Question

If the time period of the oscillating body is \[t\] and amplitude is \[A\] . Then find the average velocity in SHM from the position of extreme point to the half of the amplitude \[\dfrac{A}{2}\] .

Answer 1

Hint:First of all, we will find the distance covered by the oscillating body from the extreme point to the position half the amplitude. Again, we will find the time required to cover this distance. After that we will find the average velocity by dividing the displacement by time.

Complete step by step solution:
In the given question, we are supplied the following data:
There is an oscillating body whose time period is given as \[t\] .
The amplitude of the vibrating body is given as \[A\] .
We are asked to find the average velocity in SHM from the position of extreme point to the half of the amplitude \[\dfrac{A}{2}\] .
To begin with, we will try to find the distance covered by the oscillating body to go from the extreme point to the half of the amplitude.

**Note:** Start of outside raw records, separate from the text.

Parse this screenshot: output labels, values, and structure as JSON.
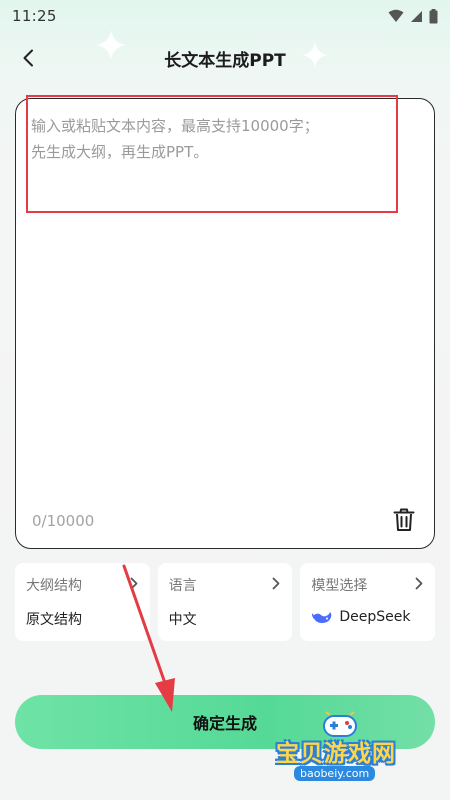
{
  "status_bar": {
    "time": "11:25"
  },
  "header": {
    "title": "长文本生成PPT"
  },
  "editor": {
    "placeholder": "输入或粘贴文本内容，最高支持10000字；\n先生成大纲，再生成PPT。",
    "counter": "0/10000"
  },
  "options": [
    {
      "label": "大纲结构",
      "value": "原文结构"
    },
    {
      "label": "语言",
      "value": "中文"
    },
    {
      "label": "模型选择",
      "value": "DeepSeek",
      "icon": "deepseek-whale-icon"
    }
  ],
  "confirm_label": "确定生成",
  "watermark": {
    "name": "宝贝游戏网",
    "url": "baobeiy.com"
  },
  "colors": {
    "accent_green": "#55d996",
    "annotation_red": "#e53b44",
    "deepseek_blue": "#4d6bfe"
  }
}
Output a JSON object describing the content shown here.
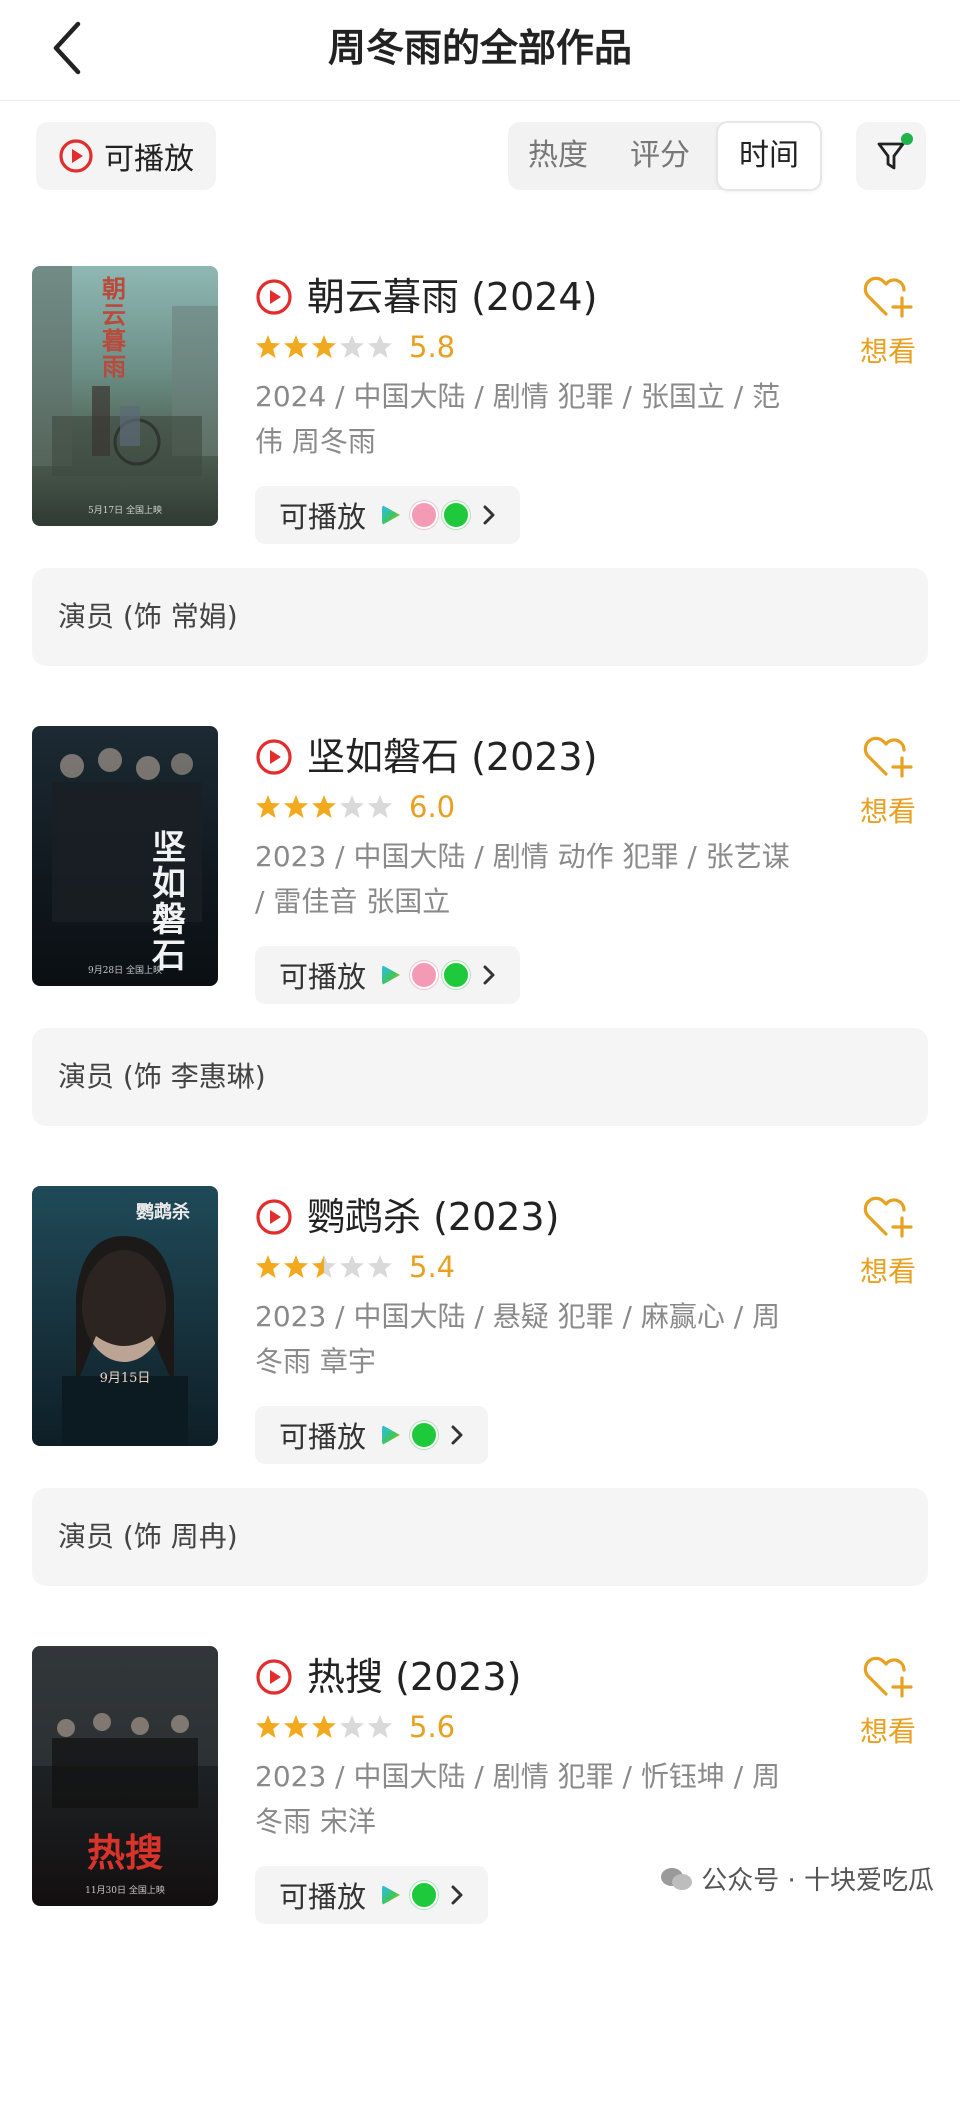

After that we will find the total time taken by the body to complete one oscillation. After that, we will find the time taken by the body to cover the distance from the extreme point to the half of the amplitude. As we know that the velocity is defined as the displacement per unit time.
Let us proceed to solve the problem.
As we are given that the oscillating body goes from the extreme point to the half of the amplitude. So, let us calculate the distance in doing so.
Since, the total distance is \[A\] , so the distance from the extreme position to the half of the amplitude is \[\dfrac{A}{2}\] .
The total time period of an oscillating body is \[\dfrac{{2\pi }}{\omega }\] .
The duration of time to cover the distance from the extreme point to the half of the amplitude is:
$\dfrac{{\left( {\dfrac{{2\pi }}{\omega }} \right)}}{4} \\
\Rightarrow\dfrac{{2\pi }}{\omega } \times \dfrac{1}{4} \\
\Rightarrow \dfrac{\pi }{{2\omega }} \\$
The duration of time required to cover the distance from the extreme point to the half of the amplitude cover is found to be \[\dfrac{\pi }{{2\omega }}\] .
Now, we know:
\[{v_{{\text{avg}}}} = \dfrac{d}{t}\] …… (1)
Where,
\[{v_{{\text{avg}}}}\] indicates the average velocity of the oscillating body.
\[d\] indicates the distance covered by the body from the extreme position to the position half the amplitude.
\[t\] indicates the duration of time taken.
Now, we substitute the required values in the equation (1) and we get:
${v_{{\text{avg}}}} = \dfrac{d}{t} \\
\Rightarrow {v_{{\text{avg}}}} = \dfrac{{\dfrac{A}{2}}}{{\dfrac{\pi }{{2\omega }}}} \\
\Rightarrow {v_{{\text{avg}}}} = \dfrac{A}{2} \times \dfrac{{2\omega }}{\pi } \\
\Rightarrow {v_{{\text{avg}}}} = \dfrac{{A\omega }}{\pi } \\$

Hence, the average velocity is found to be \[\dfrac{{A\omega }}{\pi }\].

Note:While solving this problem always remember that the total distance covered by the oscillating body to complete one oscillation is \[4A\] . In the forward distance the distance covered by the body is \[2A\] while in the backward distance the distance covered is also the same i.e. \[2A\] . Velocity is maximum at mean position and hence the kinetic energy is also maximum at the mean position but the potential energy is minimum.